Pope Benedict XVI’s decisions regarding Jews and Jewish history continue to vex and confuse many Jews. Having already shared my own perspective in previous posts, including most recently, one on the Pontiff’s recent visit to the Great Synagogue of Rome, I thought another perspective might be of interest. Writing in The Forward, John L. Allen Jr. of the National Catholic Reporter had this to say:

“When Benedict XVI says or does things that affect Judaism, the key is often to understand that he’s not really talking to Jews but to other Catholics…. it may help to understand that Benedict’s approach, as he understands it, is anything but inconsistent. It boils down to this: Let’s each of us be ourselves internally, and let’s see what we can do together in the outside world.”

Is Allen correct?


I am not sure, and it really doesn’t matter – at least from a Jewish perspective. After all, it would be good for Jews to stop assuming that we lay at the center of the Pope’s decision making process, even on matter that relate to Judaism.
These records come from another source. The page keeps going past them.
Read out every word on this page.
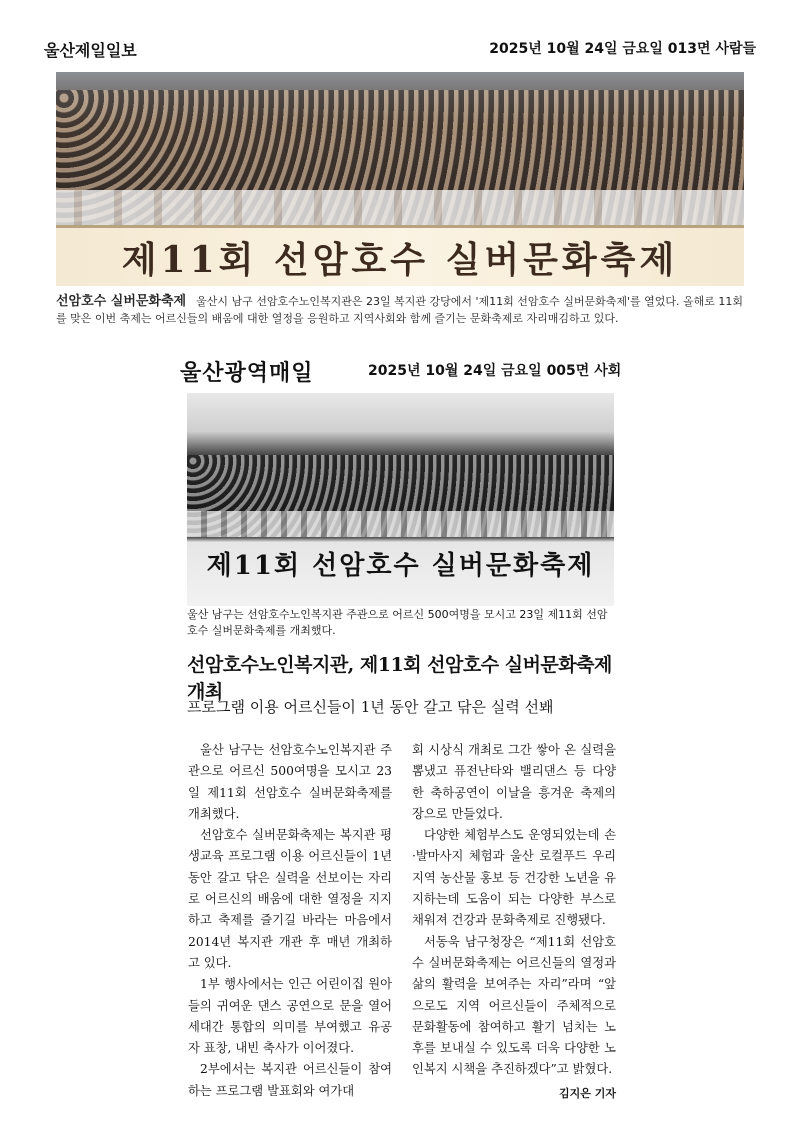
울산제일일보	2025년 10월 24일 금요일 013면 사람들
제11회 선암호수 실버문화축제
선암호수 실버문화축제 울산시 남구 선암호수노인복지관은 23일 복지관 강당에서 '제11회 선암호수 실버문화축제'를 열었다. 올해로 11회를 맞은 이번 축제는 어르신들의 배움에 대한 열정을 응원하고 지역사회와 함께 즐기는 문화축제로 자리매김하고 있다.
울산광역매일	2025년 10월 24일 금요일 005면 사회
제11회 선암호수 실버문화축제
울산 남구는 선암호수노인복지관 주관으로 어르신 500여명을 모시고 23일 제11회 선암호수 실버문화축제를 개최했다.
선암호수노인복지관, 제11회 선암호수 실버문화축제 개최
프로그램 이용 어르신들이 1년 동안 갈고 닦은 실력 선봬

울산 남구는 선암호수노인복지관 주관으로 어르신 500여명을 모시고 23일 제11회 선암호수 실버문화축제를 개최했다.

선암호수 실버문화축제는 복지관 평생교육 프로그램 이용 어르신들이 1년 동안 갈고 닦은 실력을 선보이는 자리로 어르신의 배움에 대한 열정을 지지하고 축제를 즐기길 바라는 마음에서 2014년 복지관 개관 후 매년 개최하고 있다.

1부 행사에서는 인근 어린이집 원아들의 귀여운 댄스 공연으로 문을 열어 세대간 통합의 의미를 부여했고 유공자 표창, 내빈 축사가 이어졌다.

2부에서는 복지관 어르신들이 참여하는 프로그램 발표회와 여가대

회 시상식 개최로 그간 쌓아 온 실력을 뽐냈고 퓨전난타와 밸리댄스 등 다양한 축하공연이 이날을 흥겨운 축제의 장으로 만들었다.

다양한 체험부스도 운영되었는데 손·발마사지 체험과 울산 로컬푸드 우리지역 농산물 홍보 등 건강한 노년을 유지하는데 도움이 되는 다양한 부스로 채워져 건강과 문화축제로 진행됐다.

서동욱 남구청장은 “제11회 선암호수 실버문화축제는 어르신들의 열정과 삶의 활력을 보여주는 자리”라며 “앞으로도 지역 어르신들이 주체적으로 문화활동에 참여하고 활기 넘치는 노후를 보내실 수 있도록 더욱 다양한 노인복지 시책을 추진하겠다”고 밝혔다.
김지은 기자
It’s not like we are in any danger because of what the Pope does, and it’s remarkable hubris on our part to assume that the leader of more than 1 billion Catholics is primarily concerned with us! We need to get over ourselves, don’t you think?
I will say this though about Allen’s analysis of the Pope’s thinking: anyone who thinks that they can be whoever they want to be internally, without that effecting who they are in the “outside world”, is seriously kidding themselves. So while I have no concerns for example, about Catholics returning to a mass which occasionally includes a prayer for the conversion of the Jews, perhaps they should – not for our sake, but for their own.
The track record of any community which yearns for others to become just like them, is never a good one. But that’s not a Catholic-Jewish issue; it’s an issue about balancing passion for that which we believe, the natural desire to share it with those about whom we care, and the ways in which that enthusiasm can turn into an ugly triumphalism. Of course, we need look no farther than how different kinds of Jews have problems with than one, so we need not pick on the Catholics about it.